Autoscaling model replicas
Autoscaling lets you handle highly variable traffic while minimizing spend on idle compute resources.
Autoscaling configuration
Autoscaling settings are configurable for each deployment of a model. New production deployments will inherit the autoscaling settings of the previous production deployment or be set to the default configuration if no prior production deployment exists.
Min and max replicas
Every deployment can scale between a range of replicas:
- Minimum count: the deployment will not scale below this many active replicas.
- Lowest possible value: 0.
- Default value: 0.
- Highest possible value: the maximum replica count
- Maximum count: the deployment will not scale above this many active replicas.
- Lowest possible value: 1 or the minimum replica count, whichever is greater.
- Default value: 1.
- Highest possible value: 10 by default, contact us to unlock higher replica maximums.
When the model is first deployed, it will be deployed on one replica or the minimum number of replicas, whichever is greater. As it receives traffic, it will scale up to use additional replicas as necessary, up to the maximum replica count, then scale down to fewer replicas as traffic subsides.
Autoscaling parameters
All three configuration options apply when scaling beyond a single replica:
- Scaling delay: The time the autoscaler waits before spinning up and spinning down new replicas. Default: 1200 seconds (20 minutes).
- Additional scale down delay: The additional time the autoscaler waits before spinning down a replica. Default: 0 seconds.
- Concurrency target: The number of concurrent requests you want each replica to be responsible for handling. Default: 3 requests.
These three settings, in combination, allow flexible response to your specific traffic patterns. The autoscaler only provisions new nodes when the moving average of requests per replica exceeds the concurrency target for the duration of a scaling delay. And when traffic drops, the autoscaler waits for the additional scale down delay before dropping instances to prevent unnecessary cold starts after brief lulls in traffic.
Scale to zero
If you’re just testing your model or anticipate light and inconsistent traffic, scale to zero can save you substantial amounts of money.
Scale to zero means that when a deployed model is not receiving traffic, it scales down to zero replicas.
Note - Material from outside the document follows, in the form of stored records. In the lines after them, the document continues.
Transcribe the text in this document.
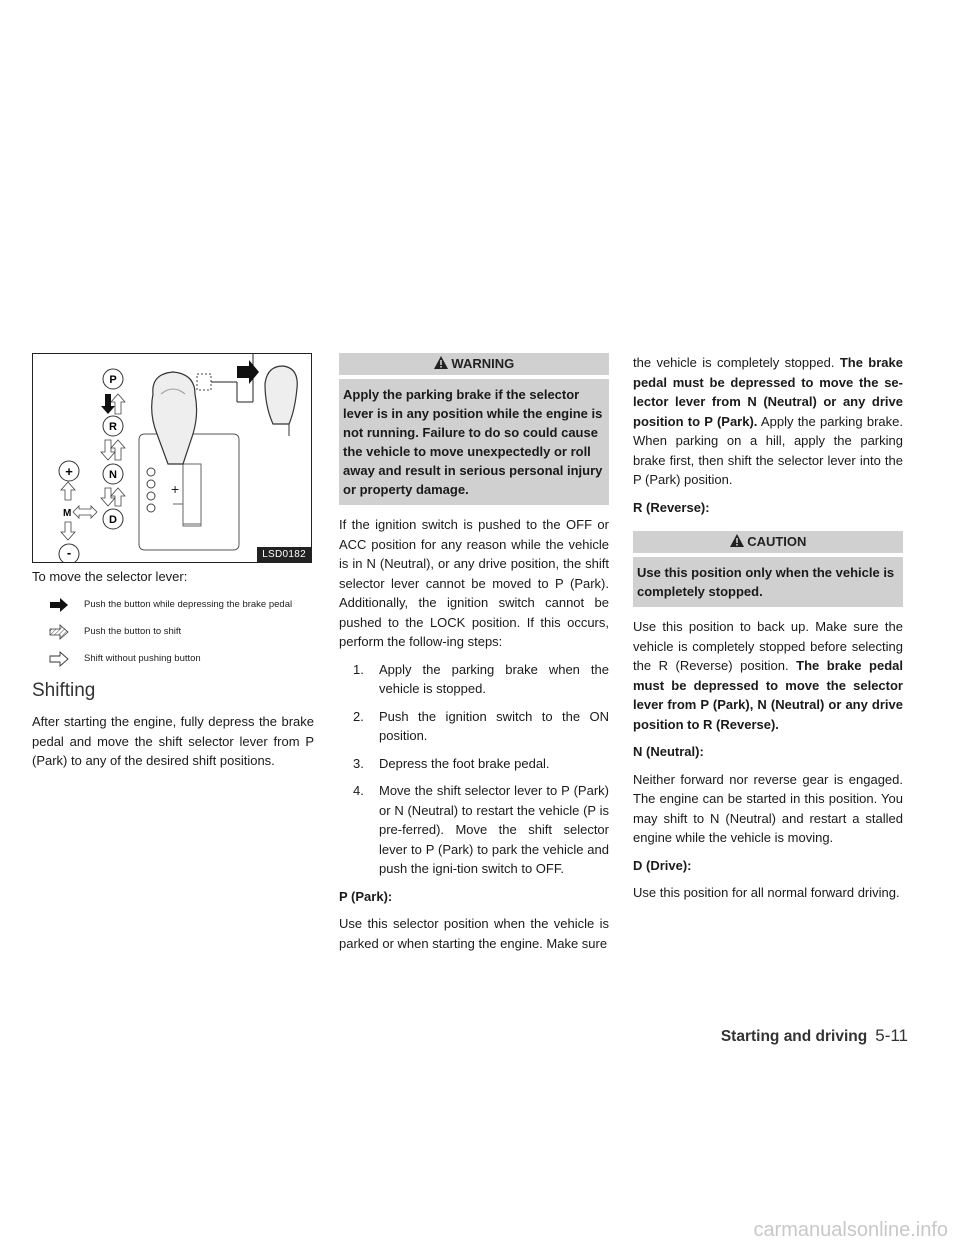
+
P
R
N
D
M
+
-	LSD0182
To move the selector lever:
Push the button while depressing the brake pedal
Push the button to shift
Shift without pushing button
Shifting

After starting the engine, fully depress the brake pedal and move the shift selector lever from P (Park) to any of the desired shift positions.

WARNING
Apply the parking brake if the selector lever is in any position while the engine is not running. Failure to do so could cause the vehicle to move unexpectedly or roll away and result in serious personal injury or property damage.

If the ignition switch is pushed to the OFF or ACC position for any reason while the vehicle is in N (Neutral), or any drive position, the shift selector lever cannot be moved to P (Park). Additionally, the ignition switch cannot be pushed to the LOCK position. If this occurs, perform the follow-ing steps:

1. Apply the parking brake when the vehicle is stopped.
2. Push the ignition switch to the ON position.
3. Depress the foot brake pedal.
4. Move the shift selector lever to P (Park) or N (Neutral) to restart the vehicle (P is pre-ferred). Move the shift selector lever to P (Park) to park the vehicle and push the igni-tion switch to OFF.
P (Park):

Use this selector position when the vehicle is parked or when starting the engine. Make sure

the vehicle is completely stopped. The brake pedal must be depressed to move the se-lector lever from N (Neutral) or any drive position to P (Park). Apply the parking brake. When parking on a hill, apply the parking brake first, then shift the selector lever into the P (Park) position.

R (Reverse):
CAUTION
Use this position only when the vehicle is completely stopped.

Use this position to back up. Make sure the vehicle is completely stopped before selecting the R (Reverse) position. The brake pedal must be depressed to move the selector lever from P (Park), N (Neutral) or any drive position to R (Reverse).

N (Neutral):

Neither forward nor reverse gear is engaged. The engine can be started in this position. You may shift to N (Neutral) and restart a stalled engine while the vehicle is moving.

D (Drive):

Use this position for all normal forward driving.

Starting and driving 5-11
carmanualsonline.info
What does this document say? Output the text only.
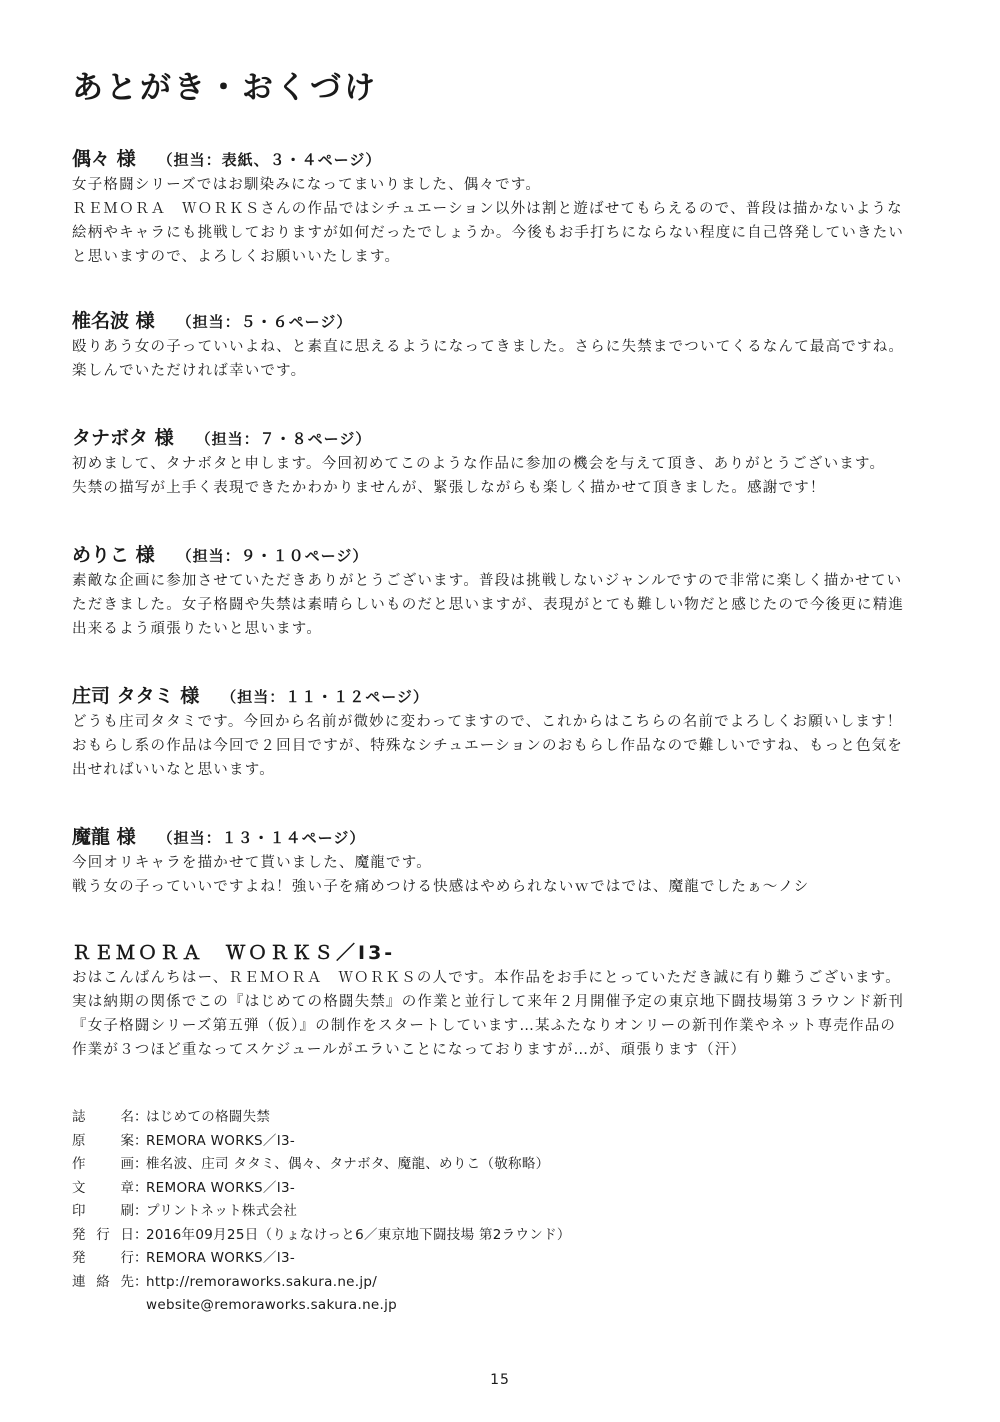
あとがき・おくづけ
偶々 様 （担当：表紙、３・４ページ）

女子格闘シリーズではお馴染みになってまいりました、偶々です。

ＲＥＭＯＲＡ　ＷＯＲＫＳさんの作品ではシチュエーション以外は割と遊ばせてもらえるので、普段は描かないような

絵柄やキャラにも挑戦しておりますが如何だったでしょうか。今後もお手打ちにならない程度に自己啓発していきたい

と思いますので、よろしくお願いいたします。

椎名波 様 （担当：５・６ページ）

殴りあう女の子っていいよね、と素直に思えるようになってきました。さらに失禁までついてくるなんて最高ですね。

楽しんでいただければ幸いです。

タナボタ 様 （担当：７・８ページ）

初めまして、タナボタと申します。今回初めてこのような作品に参加の機会を与えて頂き、ありがとうございます。

失禁の描写が上手く表現できたかわかりませんが、緊張しながらも楽しく描かせて頂きました。感謝です！

めりこ 様 （担当：９・１０ページ）

素敵な企画に参加させていただきありがとうございます。普段は挑戦しないジャンルですので非常に楽しく描かせてい

ただきました。女子格闘や失禁は素晴らしいものだと思いますが、表現がとても難しい物だと感じたので今後更に精進

出来るよう頑張りたいと思います。

庄司 タタミ 様 （担当：１１・１２ページ）

どうも庄司タタミです。今回から名前が微妙に変わってますので、これからはこちらの名前でよろしくお願いします！

おもらし系の作品は今回で２回目ですが、特殊なシチュエーションのおもらし作品なので難しいですね、もっと色気を

出せればいいなと思います。

魔龍 様 （担当：１３・１４ページ）

今回オリキャラを描かせて貰いました、魔龍です。

戦う女の子っていいですよね！強い子を痛めつける快感はやめられないｗではでは、魔龍でしたぁ～ノシ

ＲＥＭＯＲＡ　ＷＯＲＫＳ／I3-

おはこんばんちはー、ＲＥＭＯＲＡ　ＷＯＲＫＳの人です。本作品をお手にとっていただき誠に有り難うございます。

実は納期の関係でこの『はじめての格闘失禁』の作業と並行して来年２月開催予定の東京地下闘技場第３ラウンド新刊

『女子格闘シリーズ第五弾（仮）』の制作をスタートしています…某ふたなりオンリーの新刊作業やネット専売作品の

作業が３つほど重なってスケジュールがエラいことになっておりますが…が、頑張ります（汗）

誌名 ：
はじめての格闘失禁
原案 ：
REMORA WORKS／I3-
作画 ：
椎名波、庄司 タタミ、偶々、タナボタ、魔龍、めりこ（敬称略）
文章 ：
REMORA WORKS／I3-
印刷 ：
プリントネット株式会社
発行日 ：
2016年09月25日（りょなけっと6／東京地下闘技場 第2ラウンド）
発行 ：
REMORA WORKS／I3-
連絡先 ：
http://remoraworks.sakura.ne.jp/
website@remoraworks.sakura.ne.jp
15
When the model is called, Baseten spins up a new instance to serve model requests.
To turn on scale to zero, just set a deployment’s minimum replica count to zero. Scale to zero is enabled by default in the standard autoscaling config.
Cold starts
A “cold start” is the time it takes to spin up a new instance of a model server. Cold starts apply in two situations:
- When a model is scaled to zero and receives a request
- When the number of concurrent requests trigger the autoscaler to increase the number of active replicas
Cold starts are especially noticable for scaled-to-zero models as the time to process the first request includes the cold start time. Baseten has heavily invested in reducing cold start times for all models.
Network accelerator
Baseten uses a network accelerator to speed up model loads from common model artifact stores, including HuggingFace, CloudFront, S3, and OpenAI. Our accelerator employs byte range downloads in the background to maximize the parallelism of downloads. This improves cold start times by reducing the amount of time it takes to load model weights and other required data.
Cold start pods
To shorten cold start times, we spin up specifically designated pods to accelerate model loading that are not counted toward your ordinary model resources. You may see these pods in your logs and metrics.
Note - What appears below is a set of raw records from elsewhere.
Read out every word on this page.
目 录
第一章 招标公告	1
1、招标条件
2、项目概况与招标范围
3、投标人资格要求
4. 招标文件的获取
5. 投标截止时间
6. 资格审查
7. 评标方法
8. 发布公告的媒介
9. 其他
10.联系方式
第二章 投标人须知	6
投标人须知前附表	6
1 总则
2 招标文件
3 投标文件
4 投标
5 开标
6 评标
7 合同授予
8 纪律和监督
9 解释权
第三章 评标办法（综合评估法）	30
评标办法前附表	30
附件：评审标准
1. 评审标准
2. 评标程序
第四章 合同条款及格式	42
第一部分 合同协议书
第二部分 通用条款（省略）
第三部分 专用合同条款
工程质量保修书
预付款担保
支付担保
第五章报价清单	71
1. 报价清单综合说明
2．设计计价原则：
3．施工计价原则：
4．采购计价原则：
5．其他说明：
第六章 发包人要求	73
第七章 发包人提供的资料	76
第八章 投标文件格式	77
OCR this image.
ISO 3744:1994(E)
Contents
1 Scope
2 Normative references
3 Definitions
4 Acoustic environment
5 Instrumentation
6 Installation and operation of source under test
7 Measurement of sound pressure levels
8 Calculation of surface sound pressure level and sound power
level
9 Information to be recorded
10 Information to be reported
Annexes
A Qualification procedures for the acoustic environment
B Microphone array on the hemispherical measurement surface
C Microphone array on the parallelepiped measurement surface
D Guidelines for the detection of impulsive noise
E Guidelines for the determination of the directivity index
Coldboost logs have [Coldboost]
as a prefix to signify that a cold start pod is in use:
Oct 09 9:20:25pm [Coldboost] Completed model.load() execution in 12650 ms
Further optimizations
Read our how-to guide for optimizing cold starts to learn how you can edit your Truss and application to reduce the impact of cold starts.
Autoscaling for development deployments
Most autoscaling settings are fixed for development deployments to allow for live reload workflows and a simplified testing setup. The standard configuration is:
- Minimum replicas: 0.
- Maximum replicas: 1.
- Scaling delay: 1200 seconds.
- Additional scaling delay: 0 seconds.
- Concurrency target: 3 requests.
Of these settings, only scaling delay and concurrency target are editable.
To unlock full autoscaling for a development deployment, promote it to production.